Justin Ellen found himself at a difficult crossroad when he was 17 — should he pursue his passion for baking full-time, or go to college to further his education?
At that time, the youngest contestant of Netflix’s popular baking show was making custom cakes from home as a side-hustle, while also juggling with school.
He was bringing home at least $5,000 a month, but he couldn’t help but compare himself to his peers.
“The thing that got me down was like, I was seeing all my friends [apply for colleges].”
Nonetheless, the young celebrity baker stuck to his guns, believing that “everyone has their own path.”
Just two years later, the full-time entrepreneur and owner of cake business, Everything Just Baked, is earning more than $100,000 a year — and he’s not turning back.
In March this year, he made his debut on Netflix’s “Is It Cake?” — a baking contest where cake artists create edible replicas of everyday objects, such as bowling pins and sewing machines.
The show, which premiered on the streaming service on March 18, was in the Top 10 most-watched list in the U.S. for four weeks. It also raked in more than 100 million hours of views from around the world.
But the path of success is not without failures, Ellen tells CNBC Make It. Sheer hard work and wise words from loved ones also helped prod him along.
‘Who made this cake?’
As a digital native, Ellen knew from the start that having a social media presence would be crucial in building his business. But it took a lot of practice — and courage — to make himself known.
“In the beginning, my social media wasn’t great … not great photos, they were very blurry. But as I kept on progressing, I realized they have to be super clean.”
Ellen also saw that Instagram was “really pushing” video content on the platform and that’s when he decided to turn the camera on himself, sharing snippets of his life as a young baker.

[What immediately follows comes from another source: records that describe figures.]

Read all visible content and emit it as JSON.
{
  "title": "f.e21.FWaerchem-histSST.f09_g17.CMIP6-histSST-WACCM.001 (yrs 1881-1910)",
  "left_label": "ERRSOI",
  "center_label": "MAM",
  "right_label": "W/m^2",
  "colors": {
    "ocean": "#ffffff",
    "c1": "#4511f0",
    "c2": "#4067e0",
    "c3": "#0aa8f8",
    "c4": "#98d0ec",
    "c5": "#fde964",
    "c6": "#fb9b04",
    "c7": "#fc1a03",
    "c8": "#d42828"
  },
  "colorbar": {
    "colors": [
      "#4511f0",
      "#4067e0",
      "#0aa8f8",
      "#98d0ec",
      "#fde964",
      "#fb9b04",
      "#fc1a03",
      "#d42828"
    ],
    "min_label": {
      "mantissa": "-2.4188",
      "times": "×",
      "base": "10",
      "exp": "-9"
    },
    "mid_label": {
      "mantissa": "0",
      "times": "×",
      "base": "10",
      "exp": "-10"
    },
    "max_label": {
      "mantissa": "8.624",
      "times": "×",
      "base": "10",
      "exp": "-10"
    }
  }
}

“I was definitely shy in the beginning because it was just awkward for me … but the more you do it, it’s like, oh well and honestly no one cares if your hair’s a little frizzy today,” he shared.
“Honestly, it makes you more relatable. People want to know the person behind the brand and if they enjoy you, they’re gonna want to spend money with you.”

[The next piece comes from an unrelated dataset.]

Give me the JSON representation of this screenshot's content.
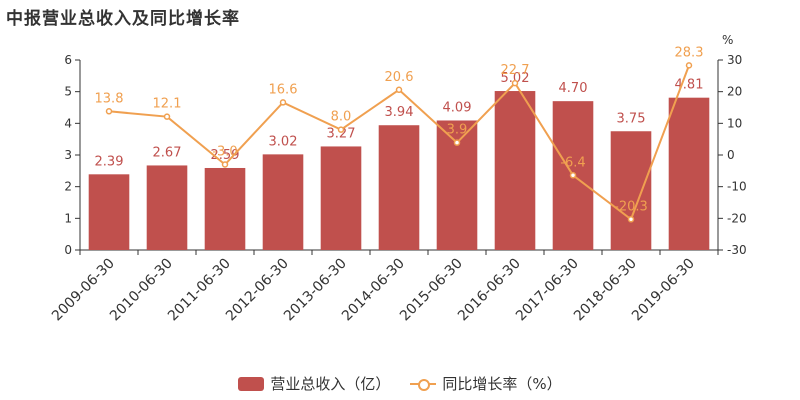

Even so, Ellen said that posting on social media was something he “didn’t take seriously” at the start.
“I was just posting for fun. Eventually, [through] word of mouth … people kept asking ‘Can I order a cake?'”
Ellen also slowly built his following and clientele by baking whenever he had the chance, even if it was for family events.

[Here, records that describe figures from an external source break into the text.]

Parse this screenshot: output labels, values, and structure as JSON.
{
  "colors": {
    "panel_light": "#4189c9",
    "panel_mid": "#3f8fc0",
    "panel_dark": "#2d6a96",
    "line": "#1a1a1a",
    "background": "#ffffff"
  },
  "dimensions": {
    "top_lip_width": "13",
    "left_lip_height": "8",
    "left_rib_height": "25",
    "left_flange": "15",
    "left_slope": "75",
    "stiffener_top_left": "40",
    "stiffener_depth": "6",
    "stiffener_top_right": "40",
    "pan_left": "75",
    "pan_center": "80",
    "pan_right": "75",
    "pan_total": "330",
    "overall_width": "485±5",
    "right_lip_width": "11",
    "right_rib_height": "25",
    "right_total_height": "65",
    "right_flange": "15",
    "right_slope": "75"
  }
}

“It doesn’t even have to be a huge cake … just make something small because you don’t know who’s going to be there. Someone’s going to eat it and ask, ‘Who made this cake?'”
Before he knew it, he had over 50,000 followers on Instagram and was earning about $5,000 to $9,000 a month in high school.
“I realized, wow, this could be a serious business.”
As he saw his side hustle gain momentum in high school, Ellen started thinking about pursuing baking as a career. But not everyone approved.
“My dad was like, a baker? I feel like there’s a connotation [with baking] like, ‘Oh, you don’t make a lot of money’ or ‘You have to do a lot of work,'” he said.
But Ellen had bigger plans for himself.
“I realized that I didn’t have to think small. There’s so much you could do in the field … think about every lane you could go into.”
“I looked at other bakers who created their business — they have product lines, which I had no idea that that’s something you can even do.”
It was around this time that Ellen, like his friends around him, had to think about what’s next after high school.
“Probably around junior year, when everyone’s like searching for colleges … I was debating [about] going to culinary school. [But] I realized it wasn’t for me,” he said.
“I just felt like it wasn’t worth it and it was a lot of money. And you can’t really teach how to do art in a sense, it’s really just practice — and the more you practice, the easier it’s going to get.”
That was the pivotal moment for Ellen, who realized he was not just a baker in high school anymore.
“[I’m an] entrepreneur first, then a baker. If you want to be a baker, then go work for someone else.”
Social media may have been “completely free” to use as a form of marketing, but Ellen needed help with the initial capital to get his business up and running.
“In the beginning I was selling cookies that I shipped out … I asked my parents for $500 to buy boxes and other materials.”
That was the first and last time he ever asked his parents for money for his business, he said.
Even though his parents had doubts about his business in the early days, Ellen attributes his success to their wise words: Always reinvest what you earn.
“I was able to reinvest the money that [I got from] people purchasing, back into my business. I didn’t go buy Jordans,” he said with a laugh, referring to Nike’s popular Air Jordan sneakers that can cost at least $200.
That mindset is something that his parents — who run their own real estate company — instilled in him, Ellen said.